Romney is an Extremist – but the Public Cannot Believe It!


We recently visited Eastern Europe. In Berlin we saw the “Typography of Terror” exhibit, in Poland we toured the Auschwitz Death Camp and the new exhibit at the “Schindler’s List” factory, in Prague we viewed with sorrow the Jewish Museum collection that the Nazi’s forced Jewish religious leaders to assemble and curate as “a tribute to a vanished race” before sending most off to be murdered at Auschwitz.

Why didn’t the Jews resist? One theory – no one could believe that a German nation intent on winning a war would also deliberately go to great expense to murder so many people. They need the workers, don’t they? No one would be so extreme! Work camps, yes. Mass murder, no! As Tony Judt observes in Thinking the Twentieth Century, it took years for the reality of the Holocaust to be absorbed and to influence scholarly and everyday thinking.

Is there now a similar refusal to believe Republican plans for the American middle and working classes? Can ordinary Americans refuse to believe what right-wing politicians are promising? See the Daily Kos July 19 story (The Obama Strategy: Bain Softens Up Romney For The Real Blow: the Ryan Budget). Many low-information voters simply cannot believe how radically different the Republican plans for the middle class are this time.

The public did not view Romney as an extremist.
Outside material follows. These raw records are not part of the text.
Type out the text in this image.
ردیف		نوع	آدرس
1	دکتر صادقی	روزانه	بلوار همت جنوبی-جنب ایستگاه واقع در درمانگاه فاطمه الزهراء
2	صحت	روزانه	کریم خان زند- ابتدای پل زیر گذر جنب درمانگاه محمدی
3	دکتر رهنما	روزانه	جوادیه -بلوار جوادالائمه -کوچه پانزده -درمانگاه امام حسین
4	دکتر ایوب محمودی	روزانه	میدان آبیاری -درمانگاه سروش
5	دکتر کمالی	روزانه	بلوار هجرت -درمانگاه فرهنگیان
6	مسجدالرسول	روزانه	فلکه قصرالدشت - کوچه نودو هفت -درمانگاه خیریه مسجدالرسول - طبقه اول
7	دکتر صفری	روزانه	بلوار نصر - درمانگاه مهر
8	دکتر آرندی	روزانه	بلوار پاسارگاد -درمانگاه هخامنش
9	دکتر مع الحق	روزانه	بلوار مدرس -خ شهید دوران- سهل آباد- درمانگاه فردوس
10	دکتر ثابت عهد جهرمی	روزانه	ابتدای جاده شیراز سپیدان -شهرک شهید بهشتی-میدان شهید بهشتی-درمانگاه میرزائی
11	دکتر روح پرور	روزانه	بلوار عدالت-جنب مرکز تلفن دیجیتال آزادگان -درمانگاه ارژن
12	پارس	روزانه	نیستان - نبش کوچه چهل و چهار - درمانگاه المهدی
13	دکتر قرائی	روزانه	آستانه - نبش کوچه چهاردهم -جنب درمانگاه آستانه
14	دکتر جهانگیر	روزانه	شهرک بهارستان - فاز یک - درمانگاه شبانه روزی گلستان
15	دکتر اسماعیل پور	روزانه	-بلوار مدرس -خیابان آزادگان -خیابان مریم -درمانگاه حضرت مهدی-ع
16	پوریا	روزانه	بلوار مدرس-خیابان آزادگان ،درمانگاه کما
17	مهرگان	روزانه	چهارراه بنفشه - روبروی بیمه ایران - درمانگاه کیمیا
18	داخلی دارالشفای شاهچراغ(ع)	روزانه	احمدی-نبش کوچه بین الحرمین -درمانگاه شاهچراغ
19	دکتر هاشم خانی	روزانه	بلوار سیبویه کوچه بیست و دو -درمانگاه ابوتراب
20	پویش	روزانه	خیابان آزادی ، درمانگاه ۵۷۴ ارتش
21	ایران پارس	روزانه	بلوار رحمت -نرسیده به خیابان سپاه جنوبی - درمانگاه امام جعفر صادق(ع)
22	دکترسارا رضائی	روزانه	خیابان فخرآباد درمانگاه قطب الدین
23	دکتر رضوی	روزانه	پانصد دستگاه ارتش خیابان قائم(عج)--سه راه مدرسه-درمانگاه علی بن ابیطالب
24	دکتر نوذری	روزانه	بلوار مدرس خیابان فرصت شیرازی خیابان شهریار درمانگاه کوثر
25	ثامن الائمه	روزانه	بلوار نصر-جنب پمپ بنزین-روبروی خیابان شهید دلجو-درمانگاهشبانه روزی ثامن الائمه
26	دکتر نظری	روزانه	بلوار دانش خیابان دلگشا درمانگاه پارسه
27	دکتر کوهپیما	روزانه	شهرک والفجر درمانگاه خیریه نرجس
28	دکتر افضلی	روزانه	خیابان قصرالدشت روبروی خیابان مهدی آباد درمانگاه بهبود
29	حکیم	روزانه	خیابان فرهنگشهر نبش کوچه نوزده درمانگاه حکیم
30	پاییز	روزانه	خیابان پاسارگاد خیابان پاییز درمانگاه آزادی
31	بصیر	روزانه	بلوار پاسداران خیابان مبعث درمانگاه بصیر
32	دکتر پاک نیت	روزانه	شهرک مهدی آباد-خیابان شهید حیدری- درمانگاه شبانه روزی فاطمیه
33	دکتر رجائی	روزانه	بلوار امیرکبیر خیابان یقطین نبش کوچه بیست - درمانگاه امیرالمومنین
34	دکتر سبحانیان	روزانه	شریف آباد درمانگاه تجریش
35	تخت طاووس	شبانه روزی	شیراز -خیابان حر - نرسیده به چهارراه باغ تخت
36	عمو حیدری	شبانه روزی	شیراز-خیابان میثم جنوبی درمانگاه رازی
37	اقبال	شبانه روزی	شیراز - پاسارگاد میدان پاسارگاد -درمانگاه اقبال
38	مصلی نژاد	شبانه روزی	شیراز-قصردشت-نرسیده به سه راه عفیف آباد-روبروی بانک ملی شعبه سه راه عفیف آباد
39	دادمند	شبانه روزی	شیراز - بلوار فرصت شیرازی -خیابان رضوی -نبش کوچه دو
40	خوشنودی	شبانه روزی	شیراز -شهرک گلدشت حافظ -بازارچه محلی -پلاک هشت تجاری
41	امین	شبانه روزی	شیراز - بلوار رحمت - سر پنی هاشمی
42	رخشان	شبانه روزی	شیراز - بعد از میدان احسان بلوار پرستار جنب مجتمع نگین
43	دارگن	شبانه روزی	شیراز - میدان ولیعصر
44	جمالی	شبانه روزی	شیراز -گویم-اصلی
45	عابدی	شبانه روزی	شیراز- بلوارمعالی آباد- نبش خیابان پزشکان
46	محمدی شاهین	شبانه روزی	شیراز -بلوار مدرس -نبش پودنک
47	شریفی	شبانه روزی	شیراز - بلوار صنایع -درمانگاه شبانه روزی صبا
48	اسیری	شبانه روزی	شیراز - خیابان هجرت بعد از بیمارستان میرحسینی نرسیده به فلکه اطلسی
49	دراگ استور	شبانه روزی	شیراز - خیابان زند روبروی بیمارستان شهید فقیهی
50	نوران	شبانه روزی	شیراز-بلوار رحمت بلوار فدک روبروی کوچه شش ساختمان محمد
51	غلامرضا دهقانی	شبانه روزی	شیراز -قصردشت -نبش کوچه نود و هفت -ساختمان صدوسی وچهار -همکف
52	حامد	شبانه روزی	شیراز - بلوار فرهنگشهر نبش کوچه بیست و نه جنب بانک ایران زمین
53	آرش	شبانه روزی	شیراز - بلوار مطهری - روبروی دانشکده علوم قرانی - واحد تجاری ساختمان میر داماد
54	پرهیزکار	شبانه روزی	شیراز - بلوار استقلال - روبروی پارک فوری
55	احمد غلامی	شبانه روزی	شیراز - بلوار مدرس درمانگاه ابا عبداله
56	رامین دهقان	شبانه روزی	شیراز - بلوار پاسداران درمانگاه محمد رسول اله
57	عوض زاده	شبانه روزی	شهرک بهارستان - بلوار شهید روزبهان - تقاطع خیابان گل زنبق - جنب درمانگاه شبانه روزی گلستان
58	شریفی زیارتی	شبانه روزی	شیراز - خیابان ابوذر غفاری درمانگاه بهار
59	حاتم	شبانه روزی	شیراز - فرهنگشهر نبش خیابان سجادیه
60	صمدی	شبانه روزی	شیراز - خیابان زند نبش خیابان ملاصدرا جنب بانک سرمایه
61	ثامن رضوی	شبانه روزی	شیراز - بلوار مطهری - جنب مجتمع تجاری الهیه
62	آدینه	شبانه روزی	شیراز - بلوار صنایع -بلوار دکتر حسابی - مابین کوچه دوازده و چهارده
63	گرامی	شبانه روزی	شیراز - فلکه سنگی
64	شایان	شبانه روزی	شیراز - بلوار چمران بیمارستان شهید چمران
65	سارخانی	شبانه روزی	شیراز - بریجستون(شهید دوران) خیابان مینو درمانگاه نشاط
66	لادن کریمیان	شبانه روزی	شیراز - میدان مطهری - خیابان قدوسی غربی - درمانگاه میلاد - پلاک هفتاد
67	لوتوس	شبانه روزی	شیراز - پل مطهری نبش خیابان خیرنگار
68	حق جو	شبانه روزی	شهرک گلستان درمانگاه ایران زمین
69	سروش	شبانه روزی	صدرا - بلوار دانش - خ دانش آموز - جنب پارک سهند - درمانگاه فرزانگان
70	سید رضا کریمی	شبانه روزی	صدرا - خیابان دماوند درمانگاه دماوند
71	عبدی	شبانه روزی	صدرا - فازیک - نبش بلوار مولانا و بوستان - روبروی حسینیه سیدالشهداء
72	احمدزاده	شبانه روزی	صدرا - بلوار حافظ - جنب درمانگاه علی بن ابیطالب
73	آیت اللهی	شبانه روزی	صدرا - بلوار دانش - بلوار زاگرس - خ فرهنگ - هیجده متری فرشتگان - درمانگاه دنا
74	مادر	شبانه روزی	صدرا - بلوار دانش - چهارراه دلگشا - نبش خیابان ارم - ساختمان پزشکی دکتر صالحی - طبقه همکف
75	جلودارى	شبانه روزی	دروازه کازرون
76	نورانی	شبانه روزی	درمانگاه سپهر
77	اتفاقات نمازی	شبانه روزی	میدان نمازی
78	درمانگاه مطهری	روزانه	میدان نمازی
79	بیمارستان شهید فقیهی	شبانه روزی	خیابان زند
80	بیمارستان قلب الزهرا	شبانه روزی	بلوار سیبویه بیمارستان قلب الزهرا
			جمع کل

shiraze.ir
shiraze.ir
For example, when Priorities informed a focus group that Romney supported the Ryan budget plan — and thus championed “ending Medicare as we know it” — while also advocating tax cuts for the wealthiest Americans, the respondents simply refused to believe any politician would do such a thing.

What became clear was that voters had almost no sense of Obama’s opponent.

For more details on Priorities USA Action goals and game plan see the NY Times Magazine article (5 July 2012) “Can the Democrats Catch Up in the Super-PAC Game?

A friend recently purchased fruit from a neighborhood patch and noticed the seller had a Romney sign in his front yard.  When asked why, he responded that Romney had pledged to keep Medicare and Social Security intact while Obama and the Democrats were dedicated to destroying them.

This is the opposite of each group’s published plans, but he was convinced that Romney could not possibly mean what he has said, and that no politician would really do what the Ryan Budget Plan commits to, even though the Republican-controlled House of Representatives has repeatedly voted for such plans.  These plans are no more secret than Hitler’s plans were. However both are so extreme that both Eastern European Jews and now many middle-class Americans do not believe such extreme actions are possible.

As Tony Judt observed, “Those who got the twentieth century right, whether in anticipation—like Kafka—or as contemporary observers, had to be able to imagine a world for which there was no precedent. They had to suppose that this unprecedented and ostensibly absurd situation was actually the case—rather than supposing with everyone else that it was grotesquely unthinkable. To be able to think the twentieth century in this way was extraordinarily difficult for contemporaries.”

Can the same be true of Republican radicalism in the twenty-first century? Will medical care, retirement and education be totally privatized, ending social welfare as we know it, vastly strengthening the power of the rich? Is the Ryan Budget proposal the equivalent of Hitler’s Mein Kampf, laying out the unimaginable?